0.1 ≦ Si ≦ (2.7 / [Cr]) − 0.43 (3)
[Cr] = − 0.68C + 0.72Cr + 0.35C ² + 0.020Cr ² −0.38C × Cr + 0.76 (2) Claim 1 or Claim 2 which consists of steel which has a chemical composition containing 1 type or 2 types selected from Cu: 2% or less and Ni: 2% or less by mass% instead of a part of Fe. The casting mold according to any one of the above. In place of a part of Fe , further, by mass, W: 2% or less, Nb: 1% or less, Co: 4% or less, V: 1.5% or less, Zr: 1% or less, and Ti: 1% or less The casting mold according to claim 1, wherein the casting mold is made of steel having a chemical composition including one or more selected.

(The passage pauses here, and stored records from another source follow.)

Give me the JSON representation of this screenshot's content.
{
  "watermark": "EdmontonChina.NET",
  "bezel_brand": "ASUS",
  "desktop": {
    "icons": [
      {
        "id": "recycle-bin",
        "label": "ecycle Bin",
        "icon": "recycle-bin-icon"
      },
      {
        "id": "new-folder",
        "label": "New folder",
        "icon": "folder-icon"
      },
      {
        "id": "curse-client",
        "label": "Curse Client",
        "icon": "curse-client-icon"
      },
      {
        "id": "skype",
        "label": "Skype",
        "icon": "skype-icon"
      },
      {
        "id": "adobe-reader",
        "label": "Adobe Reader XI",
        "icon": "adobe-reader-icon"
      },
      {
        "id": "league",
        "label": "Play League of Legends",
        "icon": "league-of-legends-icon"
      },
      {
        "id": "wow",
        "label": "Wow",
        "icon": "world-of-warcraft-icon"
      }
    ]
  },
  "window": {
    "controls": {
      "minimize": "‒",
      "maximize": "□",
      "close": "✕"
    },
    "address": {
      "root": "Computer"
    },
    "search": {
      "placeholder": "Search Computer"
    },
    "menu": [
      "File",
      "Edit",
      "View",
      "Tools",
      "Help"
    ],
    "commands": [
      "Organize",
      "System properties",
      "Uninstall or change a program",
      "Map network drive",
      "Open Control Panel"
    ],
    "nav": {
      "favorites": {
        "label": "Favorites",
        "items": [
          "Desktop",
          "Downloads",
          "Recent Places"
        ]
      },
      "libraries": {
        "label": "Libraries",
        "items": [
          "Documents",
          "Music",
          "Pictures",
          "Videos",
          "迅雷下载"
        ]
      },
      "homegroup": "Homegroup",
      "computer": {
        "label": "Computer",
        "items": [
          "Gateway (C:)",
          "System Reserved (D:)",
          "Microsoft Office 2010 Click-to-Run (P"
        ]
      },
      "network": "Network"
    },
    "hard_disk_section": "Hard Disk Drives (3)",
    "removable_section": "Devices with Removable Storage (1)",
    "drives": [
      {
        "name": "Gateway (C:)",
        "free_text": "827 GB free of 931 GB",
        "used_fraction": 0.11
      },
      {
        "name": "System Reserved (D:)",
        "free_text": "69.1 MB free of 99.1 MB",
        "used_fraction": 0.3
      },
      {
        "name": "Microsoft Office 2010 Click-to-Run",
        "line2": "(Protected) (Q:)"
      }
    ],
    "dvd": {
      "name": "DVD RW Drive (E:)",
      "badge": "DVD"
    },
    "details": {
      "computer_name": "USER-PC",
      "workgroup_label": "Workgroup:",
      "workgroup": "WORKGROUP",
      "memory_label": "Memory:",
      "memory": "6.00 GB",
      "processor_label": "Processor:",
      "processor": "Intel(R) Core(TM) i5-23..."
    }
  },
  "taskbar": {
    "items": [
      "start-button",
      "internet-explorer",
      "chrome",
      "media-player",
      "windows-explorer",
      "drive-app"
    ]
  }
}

In place of a part of Fe , further, by mass%, Cu: 2% or less and Ni: 2% or less, and W: 2% or less, Nb: 1% or less, Co: 4 3. The casting according to claim 1 , comprising a steel having a chemical composition containing at least one selected from the group consisting of 1% or less, V: 1.5% or less, Zr: 1% or less, and Ti: 1% or less. Mold. A steel having a chemical composition according to any one of claims 1 to 5 is subjected to a process for forming a mold shape, and then subjected to a heat treatment at 500 to 600 ° C, so that at least a surface in contact with the molten metal is applied. 6. The method for producing a casting mold according to claim 1, wherein an oxide film having a spinel structure having a thickness of 0.2 to 30 [mu] m is formed.